T2-low: what do we know?: Past, present, and future of biologic therapies in noneosinophilic asthma.

T2-low asthma is an often severe asthma subtype with limited treatment options and biologic therapeutics are lacking. Several monoclonal antibodies (mAbs) targeting non-T2 cytokines were previously reported to be ineffective in asthma. These trials often investigated heterogeneous asthma populations and negative outcomes could be related to unsuitable study cohorts. More tailored approaches in selecting participants based on specific biomarkers have been beneficial in treating severe T2-high asthma. Similarly, mAbs previously deemed ineffective bear the potential to be useful when administered to the correct target population. Here, we review individual clinical trials conducted between 2005 and 2021 and assess the suitability of the selected cohorts, whether study end points were met, and whether outcome measures were appropriate to investigate the effectiveness of the respective drug.

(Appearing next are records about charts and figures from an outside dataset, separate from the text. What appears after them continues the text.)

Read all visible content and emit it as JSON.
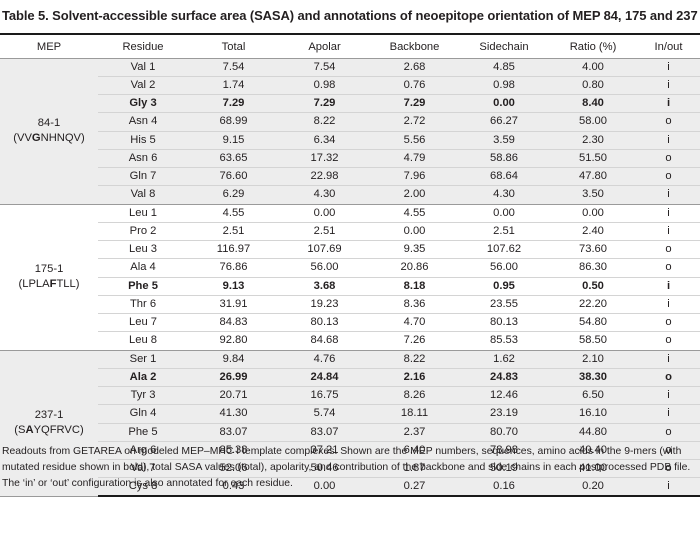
{
  "title": "Table 5. Solvent-accessible surface area (SASA) and annotations of neoepitope orientation of MEP 84, 175 and 237",
  "headers": [
    "MEP",
    "Residue",
    "Total",
    "Apolar",
    "Backbone",
    "Sidechain",
    "Ratio (%)",
    "In/out"
  ],
  "groups": [
    {
      "mep_id": "84-1",
      "seq_pre": "(VV",
      "seq_bold": "G",
      "seq_post": "NHNQV)",
      "rows": [
        {
          "residue": "Val 1",
          "total": "7.54",
          "apolar": "7.54",
          "backbone": "2.68",
          "sidechain": "4.85",
          "ratio": "4.00",
          "inout": "i",
          "bold": false
        },
        {
          "residue": "Val 2",
          "total": "1.74",
          "apolar": "0.98",
          "backbone": "0.76",
          "sidechain": "0.98",
          "ratio": "0.80",
          "inout": "i",
          "bold": false
        },
        {
          "residue": "Gly 3",
          "total": "7.29",
          "apolar": "7.29",
          "backbone": "7.29",
          "sidechain": "0.00",
          "ratio": "8.40",
          "inout": "i",
          "bold": true
        },
        {
          "residue": "Asn 4",
          "total": "68.99",
          "apolar": "8.22",
          "backbone": "2.72",
          "sidechain": "66.27",
          "ratio": "58.00",
          "inout": "o",
          "bold": false
        },
        {
          "residue": "His 5",
          "total": "9.15",
          "apolar": "6.34",
          "backbone": "5.56",
          "sidechain": "3.59",
          "ratio": "2.30",
          "inout": "i",
          "bold": false
        },
        {
          "residue": "Asn 6",
          "total": "63.65",
          "apolar": "17.32",
          "backbone": "4.79",
          "sidechain": "58.86",
          "ratio": "51.50",
          "inout": "o",
          "bold": false
        },
        {
          "residue": "Gln 7",
          "total": "76.60",
          "apolar": "22.98",
          "backbone": "7.96",
          "sidechain": "68.64",
          "ratio": "47.80",
          "inout": "o",
          "bold": false
        },
        {
          "residue": "Val 8",
          "total": "6.29",
          "apolar": "4.30",
          "backbone": "2.00",
          "sidechain": "4.30",
          "ratio": "3.50",
          "inout": "i",
          "bold": false
        }
      ]
    },
    {
      "mep_id": "175-1",
      "seq_pre": "(LPLA",
      "seq_bold": "F",
      "seq_post": "TLL)",
      "rows": [
        {
          "residue": "Leu 1",
          "total": "4.55",
          "apolar": "0.00",
          "backbone": "4.55",
          "sidechain": "0.00",
          "ratio": "0.00",
          "inout": "i",
          "bold": false
        },
        {
          "residue": "Pro 2",
          "total": "2.51",
          "apolar": "2.51",
          "backbone": "0.00",
          "sidechain": "2.51",
          "ratio": "2.40",
          "inout": "i",
          "bold": false
        },
        {
          "residue": "Leu 3",
          "total": "116.97",
          "apolar": "107.69",
          "backbone": "9.35",
          "sidechain": "107.62",
          "ratio": "73.60",
          "inout": "o",
          "bold": false
        },
        {
          "residue": "Ala 4",
          "total": "76.86",
          "apolar": "56.00",
          "backbone": "20.86",
          "sidechain": "56.00",
          "ratio": "86.30",
          "inout": "o",
          "bold": false
        },
        {
          "residue": "Phe 5",
          "total": "9.13",
          "apolar": "3.68",
          "backbone": "8.18",
          "sidechain": "0.95",
          "ratio": "0.50",
          "inout": "i",
          "bold": true
        },
        {
          "residue": "Thr 6",
          "total": "31.91",
          "apolar": "19.23",
          "backbone": "8.36",
          "sidechain": "23.55",
          "ratio": "22.20",
          "inout": "i",
          "bold": false
        },
        {
          "residue": "Leu 7",
          "total": "84.83",
          "apolar": "80.13",
          "backbone": "4.70",
          "sidechain": "80.13",
          "ratio": "54.80",
          "inout": "o",
          "bold": false
        },
        {
          "residue": "Leu 8",
          "total": "92.80",
          "apolar": "84.68",
          "backbone": "7.26",
          "sidechain": "85.53",
          "ratio": "58.50",
          "inout": "o",
          "bold": false
        }
      ]
    },
    {
      "mep_id": "237-1",
      "seq_pre": "(S",
      "seq_bold": "A",
      "seq_post": "YQFRVC)",
      "rows": [
        {
          "residue": "Ser 1",
          "total": "9.84",
          "apolar": "4.76",
          "backbone": "8.22",
          "sidechain": "1.62",
          "ratio": "2.10",
          "inout": "i",
          "bold": false
        },
        {
          "residue": "Ala 2",
          "total": "26.99",
          "apolar": "24.84",
          "backbone": "2.16",
          "sidechain": "24.83",
          "ratio": "38.30",
          "inout": "o",
          "bold": true
        },
        {
          "residue": "Tyr 3",
          "total": "20.71",
          "apolar": "16.75",
          "backbone": "8.26",
          "sidechain": "12.46",
          "ratio": "6.50",
          "inout": "i",
          "bold": false
        },
        {
          "residue": "Gln 4",
          "total": "41.30",
          "apolar": "5.74",
          "backbone": "18.11",
          "sidechain": "23.19",
          "ratio": "16.10",
          "inout": "i",
          "bold": false
        },
        {
          "residue": "Phe 5",
          "total": "83.07",
          "apolar": "83.07",
          "backbone": "2.37",
          "sidechain": "80.70",
          "ratio": "44.80",
          "inout": "o",
          "bold": false
        },
        {
          "residue": "Arg 6",
          "total": "85.38",
          "apolar": "37.21",
          "backbone": "6.40",
          "sidechain": "78.98",
          "ratio": "40.40",
          "inout": "o",
          "bold": false
        },
        {
          "residue": "Val 7",
          "total": "52.06",
          "apolar": "50.46",
          "backbone": "1.87",
          "sidechain": "50.19",
          "ratio": "41.00",
          "inout": "o",
          "bold": false
        },
        {
          "residue": "Cys 8",
          "total": "0.43",
          "apolar": "0.00",
          "backbone": "0.27",
          "sidechain": "0.16",
          "ratio": "0.20",
          "inout": "i",
          "bold": false
        }
      ]
    }
  ],
  "footnote": "Readouts from GETAREA on modeled MEP–MHC I template complexes. Shown are the MEP numbers, sequences, amino acids in the 9-mers (with mutated residue shown in bold), total SASA values (total), apolarity, and contribution of the backbone and side chains in each postprocessed PDB file. The ‘in’ or ‘out’ configuration is also annotated for each residue.",
  "colors": {
    "shade": "#ededed",
    "rule": "#1a1a1a",
    "text": "#231f20"
  }
}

We discuss potential target groups within the T2-low asthma population and suggest biomarkers that may predict a treatment response. Furthermore, we assess whether biomarker-guided approaches or subgroup analyses were associated with more positive study outcomes. The mAbs directed against alarmins intervene early in the inflammatory cascade and are the first mAbs found to have efficacy in T2-low asthma. Several randomized controlled trials performed predefined subgroup analyses that included T2-low asthma. Subgroup analyses were associated with positive outcomes and were able to reveal a stronger response in at least 1 subgroup. A better understanding of T2-low subgroups and specific biomarkers is necessary to identify the most responsive target population for a given mAb.